12. No se aíren, pues, en tal causa el padre ni la madre, tampoco la esposa, tampoco los hijos, tampoco los hermanos; y, por si se aíran, se ha añadido: odiarás además tu alma38. En esta causa, pues, amas mal a tu esposa, tú a quien se manda incluso odiar tu alma. Afirma: ¿Qué aprovecha al hombre si gana el mundo entero y, en cambio, padece detrimento de su alma?39. Y, sin embargo, se te manda odiarla, no sea que precisamente ella te seduzca por querer [ella] estar aquí, por querer estar siempre adherida a esta carne, por no querer emigrar a las realidades mejores; ódiala como es, para no tenerla como es. De hecho, en los hombres a quienes pone a prueba el peligro de persecución ¿qué otra cosa susurra [el alma] por dentro, sino: «Niega, vive; después harás penitencia»? Es alma, quiere perecer. Odia tú a la que quiere perecer. No permitas que perezca, castígala, repréndela, instrúyela, llama a Dios en ayuda, pues se marchita por tu culpa y languidece por los peligros de esta vida, con los ojos de la fe no rectos contempla [ella] la vida eterna. Yérguela con esta exhortación y di: ¿Por qué estás triste, alma mía, y para qué me conturbas?40. Quizá te responderá: «Porque soy débil». Por eso tienes lo que sigue: Espera en el Señor, él será tu fuerza, él será tu firmeza. Espera en el Señor, porque le alabaré; no renegaré de él, porque lo confesaré. En cambio tú, alma, murmurabas: «Reniega de él». Le alabaré: salvación de mi rostro y Dios mío41. Quien, pues, ama su alma, piérdala aquí a fin de encontrarla42 para la vida eterna. No escuches, pues, a quienes susurran lo contrario: padre, madre, esposa, hijos, tu alma misma.
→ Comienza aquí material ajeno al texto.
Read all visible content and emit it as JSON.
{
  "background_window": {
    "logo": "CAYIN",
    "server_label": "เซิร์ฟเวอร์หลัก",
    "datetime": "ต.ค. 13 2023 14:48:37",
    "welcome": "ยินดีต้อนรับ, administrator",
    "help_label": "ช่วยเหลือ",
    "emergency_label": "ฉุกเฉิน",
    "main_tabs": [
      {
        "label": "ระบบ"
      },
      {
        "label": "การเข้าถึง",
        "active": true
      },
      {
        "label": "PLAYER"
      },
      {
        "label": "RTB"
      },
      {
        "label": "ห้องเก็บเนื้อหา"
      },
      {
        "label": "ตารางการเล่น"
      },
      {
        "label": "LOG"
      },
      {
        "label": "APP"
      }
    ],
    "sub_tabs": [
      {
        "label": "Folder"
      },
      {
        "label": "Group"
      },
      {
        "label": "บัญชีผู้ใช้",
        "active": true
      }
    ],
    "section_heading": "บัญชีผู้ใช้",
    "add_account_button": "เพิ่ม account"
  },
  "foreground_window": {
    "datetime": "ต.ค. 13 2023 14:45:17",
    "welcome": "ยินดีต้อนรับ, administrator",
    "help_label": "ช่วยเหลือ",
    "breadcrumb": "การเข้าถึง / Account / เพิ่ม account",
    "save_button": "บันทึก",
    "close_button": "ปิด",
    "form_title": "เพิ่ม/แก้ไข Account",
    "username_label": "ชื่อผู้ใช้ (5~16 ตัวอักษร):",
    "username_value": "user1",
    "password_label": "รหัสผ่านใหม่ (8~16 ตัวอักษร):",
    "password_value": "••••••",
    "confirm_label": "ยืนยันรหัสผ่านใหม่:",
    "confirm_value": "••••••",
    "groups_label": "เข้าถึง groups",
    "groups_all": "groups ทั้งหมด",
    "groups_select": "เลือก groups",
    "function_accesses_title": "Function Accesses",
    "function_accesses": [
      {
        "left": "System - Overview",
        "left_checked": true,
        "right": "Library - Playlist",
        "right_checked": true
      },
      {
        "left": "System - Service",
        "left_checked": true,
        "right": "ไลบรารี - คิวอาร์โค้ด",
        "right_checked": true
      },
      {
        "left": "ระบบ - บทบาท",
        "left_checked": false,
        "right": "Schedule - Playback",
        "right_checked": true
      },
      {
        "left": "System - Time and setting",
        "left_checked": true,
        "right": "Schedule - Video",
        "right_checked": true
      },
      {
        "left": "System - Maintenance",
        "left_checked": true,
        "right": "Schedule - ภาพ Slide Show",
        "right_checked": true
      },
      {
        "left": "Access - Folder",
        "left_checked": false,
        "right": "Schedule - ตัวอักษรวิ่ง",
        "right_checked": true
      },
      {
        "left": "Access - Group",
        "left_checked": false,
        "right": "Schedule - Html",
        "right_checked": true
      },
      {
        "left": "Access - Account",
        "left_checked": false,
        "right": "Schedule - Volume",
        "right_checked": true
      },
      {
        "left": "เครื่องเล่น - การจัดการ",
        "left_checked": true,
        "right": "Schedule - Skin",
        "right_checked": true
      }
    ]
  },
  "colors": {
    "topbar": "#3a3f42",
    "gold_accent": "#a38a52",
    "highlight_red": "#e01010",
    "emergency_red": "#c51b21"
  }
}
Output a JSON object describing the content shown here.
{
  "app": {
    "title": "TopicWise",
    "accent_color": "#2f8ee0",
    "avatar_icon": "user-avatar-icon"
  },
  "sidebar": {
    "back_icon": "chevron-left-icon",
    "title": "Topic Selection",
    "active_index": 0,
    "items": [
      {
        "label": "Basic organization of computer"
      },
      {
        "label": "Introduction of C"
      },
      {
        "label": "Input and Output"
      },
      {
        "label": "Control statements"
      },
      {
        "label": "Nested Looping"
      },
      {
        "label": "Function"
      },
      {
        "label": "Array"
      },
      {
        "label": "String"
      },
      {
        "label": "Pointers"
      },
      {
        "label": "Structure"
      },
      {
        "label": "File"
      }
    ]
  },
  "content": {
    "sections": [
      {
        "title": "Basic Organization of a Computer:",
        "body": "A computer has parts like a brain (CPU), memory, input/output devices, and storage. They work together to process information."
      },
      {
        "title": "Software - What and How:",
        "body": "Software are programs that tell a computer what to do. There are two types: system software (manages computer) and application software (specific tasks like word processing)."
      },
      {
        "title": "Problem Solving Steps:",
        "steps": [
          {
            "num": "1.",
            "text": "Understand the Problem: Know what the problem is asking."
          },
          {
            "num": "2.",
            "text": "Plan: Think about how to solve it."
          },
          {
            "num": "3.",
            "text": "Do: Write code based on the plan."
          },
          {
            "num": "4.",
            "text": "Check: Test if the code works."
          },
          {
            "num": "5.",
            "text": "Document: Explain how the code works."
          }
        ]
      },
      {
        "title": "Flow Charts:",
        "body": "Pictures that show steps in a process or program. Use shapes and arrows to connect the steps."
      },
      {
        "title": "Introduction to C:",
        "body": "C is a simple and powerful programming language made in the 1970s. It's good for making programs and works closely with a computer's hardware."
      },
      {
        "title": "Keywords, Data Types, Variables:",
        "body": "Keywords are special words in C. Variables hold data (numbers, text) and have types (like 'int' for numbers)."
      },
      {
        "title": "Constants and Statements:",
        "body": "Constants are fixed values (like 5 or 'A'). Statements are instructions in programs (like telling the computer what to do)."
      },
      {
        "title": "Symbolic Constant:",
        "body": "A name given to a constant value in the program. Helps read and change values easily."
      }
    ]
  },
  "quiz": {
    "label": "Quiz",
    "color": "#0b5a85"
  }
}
13. A la esposa con temor de la separación conyugal, escúchesela mientras no abogue por algo con que ofender a Dios. Así todos los grados mantendrán su orden: en cabeza la virginidad, luego la viudez, la conyugalidad la tercera; ninguna sin recompensa. Las vírgenes piensen en María, las viudas en Ana, las casadas en Susana. Todos tienen sus premios y en ninguno de estos grados han faltado nunca mártires. En el momento preciso del martirio teme el marido que, respecto a él, la esposa sea Eva; también la esposa, en el momento preciso del martirio, teme que, respecto a ella, el esposo sea la serpiente. Pues bien, ¡no escuche a nadie que abogue por algo contra Dios! Hasta aquí influya el afecto carnal; la debilidad de la carne no rebase la muralla espiritual, esté debajo porque está debajo. Sometida a Dios43, el alma guíe la carne, el alma no se deje desviar de Dios en favor del principado de la carne: es una perversidad. Tú quieres tener el principado en tu casa; mucho más Dios en la suya. Retened y meditad esto, imitadlo en todas las solemnidades de los mártires, y el Dios de la paz estará con vosotros44.